Non possiamo immaginare una parte della scuola abbandonata a se stessa e su cui non si investe, chiamando i cittadini a farsene carico. Sarebbe ridursi alla barbarie (L. Berlinguer), o alla premessa della creazione di scuole private di eccellenza che garantirebbero i più facoltosi. Non è più il tempo del silenzio, per questo chiediamo al Governo non mezze misure, ma un gesto di coraggio e di giustizia sociale, dando compimento all’articolo 33 del dettame costituzionale -diritto di Enti e privati di istituire scuole- e alla 62/2000, completando la riforma e riconoscendo fondi alle scuole pubbliche paritarie come alle pubbliche statali, così come accade in tutti i Paesi europei.

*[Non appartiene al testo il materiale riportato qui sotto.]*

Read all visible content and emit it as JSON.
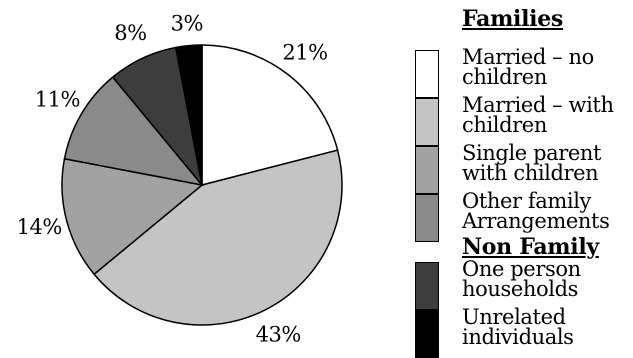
{
  "chart_data": {
    "type": "pie",
    "slices": [
      {
        "label": "Married – no children",
        "value": 21,
        "display": "21%",
        "color": "#ffffff"
      },
      {
        "label": "Married – with children",
        "value": 43,
        "display": "43%",
        "color": "#c4c4c4"
      },
      {
        "label": "Single parent with children",
        "value": 14,
        "display": "14%",
        "color": "#a2a2a2"
      },
      {
        "label": "Other family Arrangements",
        "value": 11,
        "display": "11%",
        "color": "#8a8a8a"
      },
      {
        "label": "One person households",
        "value": 8,
        "display": "8%",
        "color": "#3d3d3d"
      },
      {
        "label": "Unrelated individuals",
        "value": 3,
        "display": "3%",
        "color": "#000000"
      }
    ],
    "legend": {
      "placement": "right",
      "groups": [
        {
          "heading": "Families",
          "items": [
            0,
            1,
            2,
            3
          ]
        },
        {
          "heading": "Non Family",
          "items": [
            4,
            5
          ]
        }
      ]
    }
  },
  "legend_text": {
    "families_heading": "Families",
    "nonfamily_heading": "Non Family",
    "item0": "Married – no children",
    "item1": "Married – with children",
    "item2": "Single parent with children",
    "item3": "Other family Arrangements",
    "item4": "One person households",
    "item5": "Unrelated individuals"
  }
}
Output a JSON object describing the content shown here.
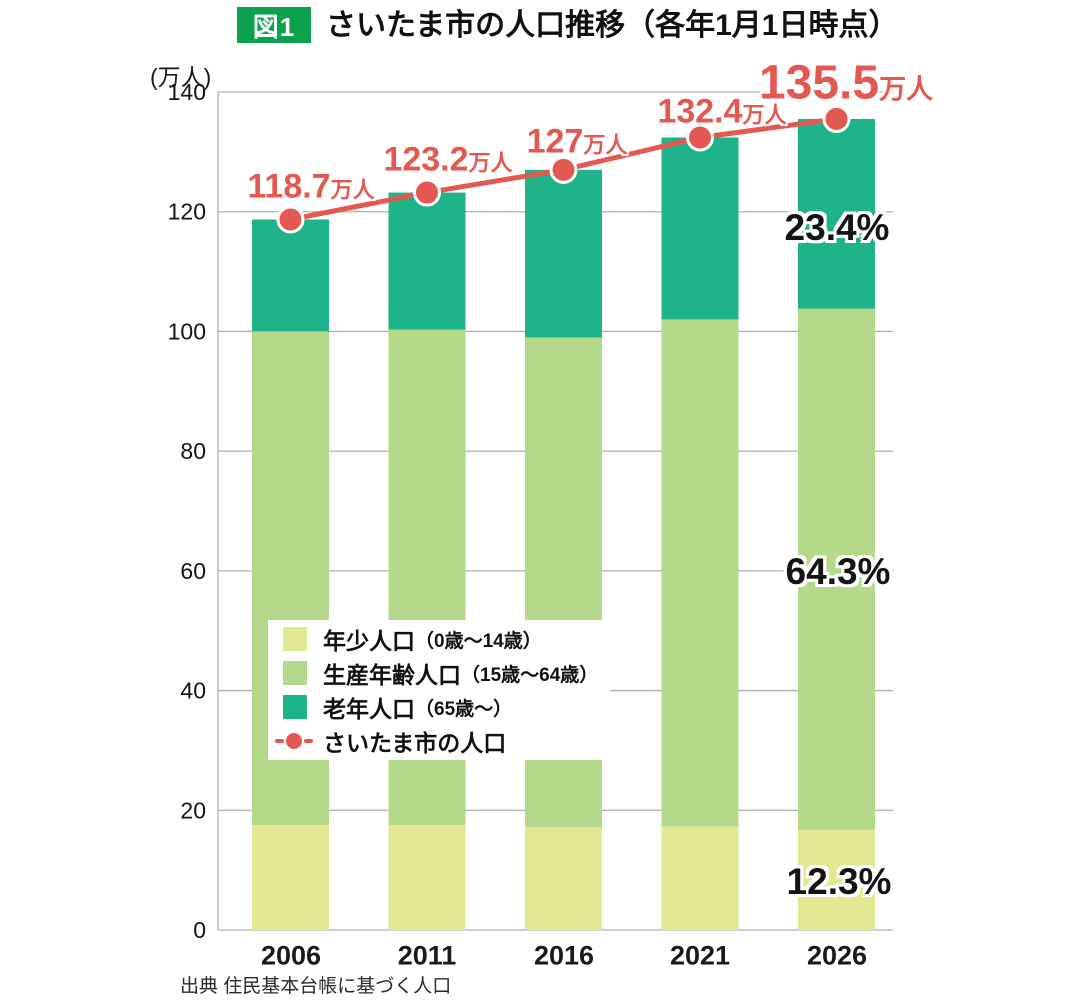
{
  "header": {
    "badge": "図1"
  },
  "source": "出典 住民基本台帳に基づく人口",
  "colors": {
    "badge_green": "#0ca24d",
    "grid_gray": "#b0b0b0",
    "label_black": "#141414"
  },
  "chart_data": {
    "type": "bar",
    "subtype": "stacked-bar-with-line",
    "title": "さいたま市の人口推移（各年1月1日時点）",
    "unit_label": "(万人)",
    "categories": [
      "2006",
      "2011",
      "2016",
      "2021",
      "2026"
    ],
    "series": [
      {
        "name": "年少人口（0歳～14歳）",
        "color": "#e4e893",
        "values": [
          17.5,
          17.5,
          17.2,
          17.3,
          16.7
        ]
      },
      {
        "name": "生産年齢人口（15歳～64歳）",
        "color": "#b5d98b",
        "values": [
          82.5,
          82.8,
          81.8,
          84.7,
          87.1
        ]
      },
      {
        "name": "老年人口（65歳～）",
        "color": "#1fb38a",
        "values": [
          18.7,
          22.9,
          28.0,
          30.4,
          31.7
        ]
      }
    ],
    "line": {
      "name": "さいたま市の人口",
      "color": "#e45852",
      "values": [
        118.7,
        123.2,
        127,
        132.4,
        135.5
      ],
      "labels": [
        "118.7",
        "123.2",
        "127",
        "132.4",
        "135.5"
      ],
      "label_unit": "万人"
    },
    "percent_labels": [
      {
        "text": "23.4%",
        "applies_to": "老年人口（65歳～）"
      },
      {
        "text": "64.3%",
        "applies_to": "生産年齢人口（15歳～64歳）"
      },
      {
        "text": "12.3%",
        "applies_to": "年少人口（0歳～14歳）"
      }
    ],
    "legend": [
      {
        "name": "年少人口",
        "range": "（0歳～14歳）",
        "swatch": 0
      },
      {
        "name": "生産年齢人口",
        "range": "（15歳～64歳）",
        "swatch": 1
      },
      {
        "name": "老年人口",
        "range": "（65歳～）",
        "swatch": 2
      },
      {
        "name": "さいたま市の人口",
        "range": "",
        "marker": "line-dot"
      }
    ],
    "ylim": [
      0,
      140
    ],
    "yticks": [
      0,
      20,
      40,
      60,
      80,
      100,
      120,
      140
    ],
    "grid": true,
    "legend_position": "inside-lower-left"
  }
}
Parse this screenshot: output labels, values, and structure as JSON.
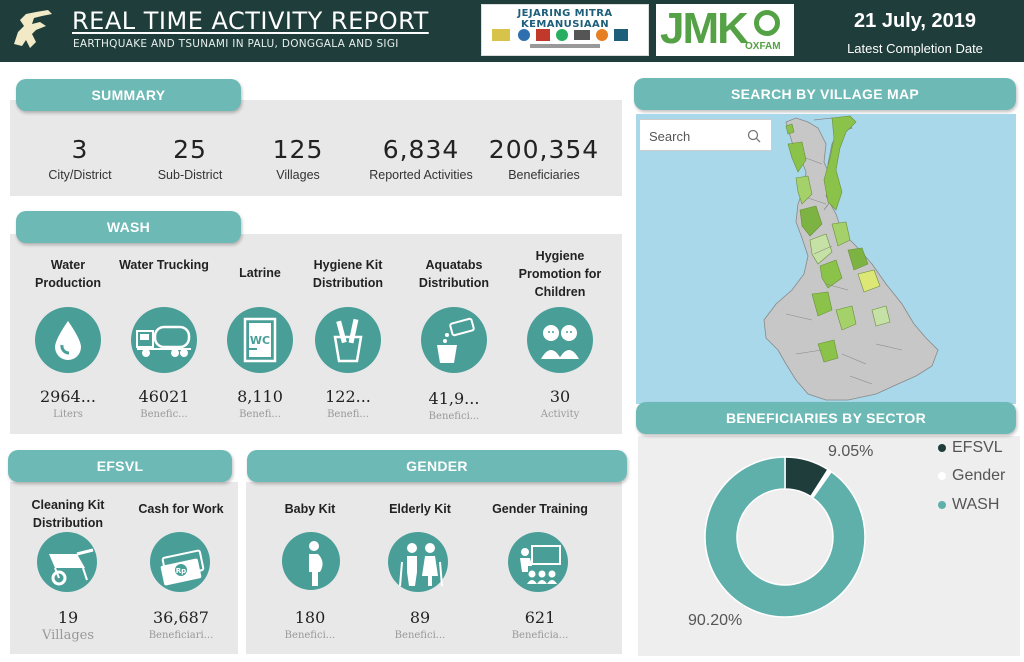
{
  "header": {
    "title": "REAL TIME ACTIVITY REPORT",
    "subtitle": "EARTHQUAKE AND TSUNAMI IN PALU, DONGGALA AND SIGI",
    "partner_title": "JEJARING MITRA KEMANUSIAAN",
    "jmk_logo_text": "JMK",
    "oxfam_text": "OXFAM",
    "date": "21 July, 2019",
    "date_caption": "Latest Completion Date"
  },
  "summary": {
    "heading": "SUMMARY",
    "items": [
      {
        "value": "3",
        "label": "City/District"
      },
      {
        "value": "25",
        "label": "Sub-District"
      },
      {
        "value": "125",
        "label": "Villages"
      },
      {
        "value": "6,834",
        "label": "Reported Activities"
      },
      {
        "value": "200,354",
        "label": "Beneficiaries"
      }
    ]
  },
  "wash": {
    "heading": "WASH",
    "items": [
      {
        "title": "Water Production",
        "value": "2964...",
        "unit": "Liters",
        "icon": "water-drop-icon"
      },
      {
        "title": "Water Trucking",
        "value": "46021",
        "unit": "Benefic...",
        "icon": "water-truck-icon"
      },
      {
        "title": "Latrine",
        "value": "8,110",
        "unit": "Benefi...",
        "icon": "latrine-icon"
      },
      {
        "title": "Hygiene Kit Distribution",
        "value": "122...",
        "unit": "Benefi...",
        "icon": "hygiene-kit-icon"
      },
      {
        "title": "Aquatabs Distribution",
        "value": "41,9...",
        "unit": "Benefici...",
        "icon": "aquatabs-icon"
      },
      {
        "title": "Hygiene Promotion for Children",
        "value": "30",
        "unit": "Activity",
        "icon": "children-icon"
      }
    ]
  },
  "efsvl": {
    "heading": "EFSVL",
    "items": [
      {
        "title": "Cleaning Kit Distribution",
        "value": "19",
        "unit": "Villages",
        "icon": "wheelbarrow-icon"
      },
      {
        "title": "Cash for Work",
        "value": "36,687",
        "unit": "Beneficiari...",
        "icon": "cash-icon"
      }
    ]
  },
  "gender": {
    "heading": "GENDER",
    "items": [
      {
        "title": "Baby Kit",
        "value": "180",
        "unit": "Benefici...",
        "icon": "pregnant-woman-icon"
      },
      {
        "title": "Elderly Kit",
        "value": "89",
        "unit": "Benefici...",
        "icon": "elderly-icon"
      },
      {
        "title": "Gender Training",
        "value": "621",
        "unit": "Beneficia...",
        "icon": "training-icon"
      }
    ]
  },
  "map": {
    "heading": "SEARCH BY VILLAGE MAP",
    "search_placeholder": "Search"
  },
  "sector": {
    "heading": "BENEFICIARIES BY SECTOR",
    "labels": {
      "top": "9.05%",
      "bottom": "90.20%"
    }
  },
  "chart_data": {
    "type": "pie",
    "categories": [
      "EFSVL",
      "Gender",
      "WASH"
    ],
    "values": [
      9.05,
      0.75,
      90.2
    ],
    "colors": [
      "#1e3d3b",
      "#ffffff",
      "#5fb0ab"
    ],
    "title": "BENEFICIARIES BY SECTOR",
    "legend": "top-right"
  },
  "colors": {
    "header": "#1e3d3b",
    "accent": "#6cb9b5",
    "icon_circle": "#4a9e98",
    "panel": "#e8e8e8"
  }
}
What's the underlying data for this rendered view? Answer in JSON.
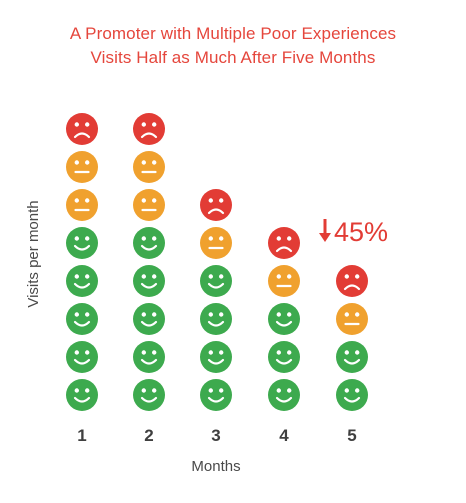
{
  "title_line_1": "A Promoter with Multiple Poor Experiences",
  "title_line_2": "Visits Half as Much After Five Months",
  "chart_data": {
    "type": "pictograph",
    "xlabel": "Months",
    "ylabel": "Visits per month",
    "categories": [
      "1",
      "2",
      "3",
      "4",
      "5"
    ],
    "series": [
      {
        "name": "happy",
        "values": [
          5,
          5,
          4,
          3,
          2
        ]
      },
      {
        "name": "neutral",
        "values": [
          2,
          2,
          1,
          1,
          1
        ]
      },
      {
        "name": "sad",
        "values": [
          1,
          1,
          1,
          1,
          1
        ]
      }
    ],
    "totals": [
      8,
      8,
      6,
      5,
      4
    ],
    "annotation": {
      "text": "45%",
      "arrow": "down",
      "category": "5"
    },
    "colors": {
      "happy": "#3daa4e",
      "neutral": "#f0a12e",
      "sad": "#e23c35",
      "title": "#e5463c",
      "text": "#444444"
    }
  }
}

Non è più il tempo del silenzio, per questo chiediamo al Governo di:
Non è più il tempo del silenzio, per questo non possiamo fare altro che appellarci al Governo per chiedere che intervenga con un fondo straordinario, unica misura realmente efficace e non elemosina, o garantire la detraibilità del 100% delle rette sostenute dalle famiglie. Senza un intervento consistente, le briciole avranno l’unico risultato di allungare l’agonia, o ritardare il suono dell’ultima campanella.
Il nostro senso civico ci porta non solo a chiedere ma anche a dare quello che possiamo, perché questo tempo necessita di creatività e collaborazione. Offriamo allo Stato, da parte nostra, la possibilità di valutare, per far fronte alla emergenza del coronavirus nelle scuole che, senza dubbio, avranno bisogno di garantire un sufficiente “distanziamento sociale", di poter utilizzare, previo accordo, parte degli edifici degli Istituti delle scuole pubbliche paritarie, in una sorta di “patto educativo e civico", perché crediamo che la riapertura delle scuole a settembre segnerà la effettiva rinascita del nostro Paese, dopo questo inverno sociale, economico e culturale.
Crediamo che riaccendere i motori della scuola pubblica statale e paritaria sarà un segnale forte di ripresa della vita sociale e produttiva del nostro Paese. L’accensione solo in parte di questo settore e il conseguente settembre caldo sul versante sindacale e sociale rappresenterebbe una sconfitta non meno devastante di quella del coronavirus.